Reliable evidence establishing a link between animal abuse and domestic violence continues to grow. According to the American Humane Association, a national advocacy group established in 1877 to address the related issues of child and animal abuse, almost three-quarters of pet-owning women who enter shelters report that their abusers had injured, killed, or threatened family pets. Between 25 per cent and 40 per cent of battered women were unable to leave an abusive situation due to fears for their pets or livestock. Animal Law, a legal journal from the Lewis & Clark Law School in Oregon, reported similar results from surveys of battered women conducted in 1999 and 2001.
It’s a serious problem, without an easy solution.
Veterinarians often are the first line of defense against animal abuse and they should be free to report suspected abuse to authorities without fear of reprisal. Legislators in some states understand the scope of the problem and the need to be part of the solution; sadly, lawmakers in a few other states simply do not get it.

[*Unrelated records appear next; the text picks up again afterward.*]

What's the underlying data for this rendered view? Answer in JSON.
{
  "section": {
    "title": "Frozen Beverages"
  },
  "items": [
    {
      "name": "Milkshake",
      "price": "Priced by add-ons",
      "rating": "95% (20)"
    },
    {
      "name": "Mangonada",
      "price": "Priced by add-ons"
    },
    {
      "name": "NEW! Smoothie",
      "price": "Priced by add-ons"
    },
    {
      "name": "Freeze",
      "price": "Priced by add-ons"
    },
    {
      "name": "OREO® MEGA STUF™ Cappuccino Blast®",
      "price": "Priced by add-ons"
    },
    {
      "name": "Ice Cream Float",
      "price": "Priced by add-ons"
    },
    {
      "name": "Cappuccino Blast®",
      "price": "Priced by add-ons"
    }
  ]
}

Earlier this year, Virginia Gov. Robert F. McDonnell signed legislation granting immunity to veterinarians from any civil or criminal liability or any administrative penalty for good faith reporting of suspected animal abuse. The law also protects veterinarians who provide records to authorities or who testify in a judicial proceeding. This is how the law should work, and it is how the law does work in many states.
And then there is Kentucky, which likes to think of itself as the "Horse Capital of the World." In addition to a bottom-tier ranking for animal protection laws by the Animal Legal Defense Fund, Kentucky remains a state in which a veterinarian cannot legally report suspected animal abuse without violating veterinarian-client confidentiality laws.
During the 2009 session, the Kentucky legislature enacted a law that guaranteed the confidentiality of veterinary records. This was a good idea. The very limited exceptions to the law do not include protection for a veterinarian who violates client confidentiality to report animal abuse, however. An attempt was made during the 2010 legislative session to amend the law and establish that a veterinarian who made a good faith report of suspected abuse would not be in violation of the confidentiality provisions. House Bill 238 passed without a single "No" vote in the state House of Representatives, then it was consigned to committee purgatory in the Senate, never to see the light of day.
Kentucky legislators might be excused for this oversight, though, since they clearly had more pressing matters to debate. For example:
The legislature designated Sam Bush as "The Father of Newgrass Music," whatever that is;
The legislature designated the Corvette as the Official State Sports Car;
To avoid what must be rampant confusion, the legislature changed the name of the "Pine Mountain Trail State Park" to the "Pine Mountain State Scenic Trail;"
And, finally, the legislature created the Commonwealth of Kentucky War of 1812 Commission. This legislation was declared an "Emergency," apparently because of the timeliness of the War of 1812.
And the Ugly
The inattention of the state legislature to a genuine emergency leaves Kentucky veterinarians in a legal no-man’s land for at least another year, with an ethical and moral duty to report suspected animal abuse on one side and a statutory prohibition against doing so on the other. Unlike child abuse and animal abuse, both complex issues requiring multi-faceted solutions, this problem has an easy fix.
The proposed amendment to the current law was one sentence, 31 words. Maybe next year the legislature will find time to pass it.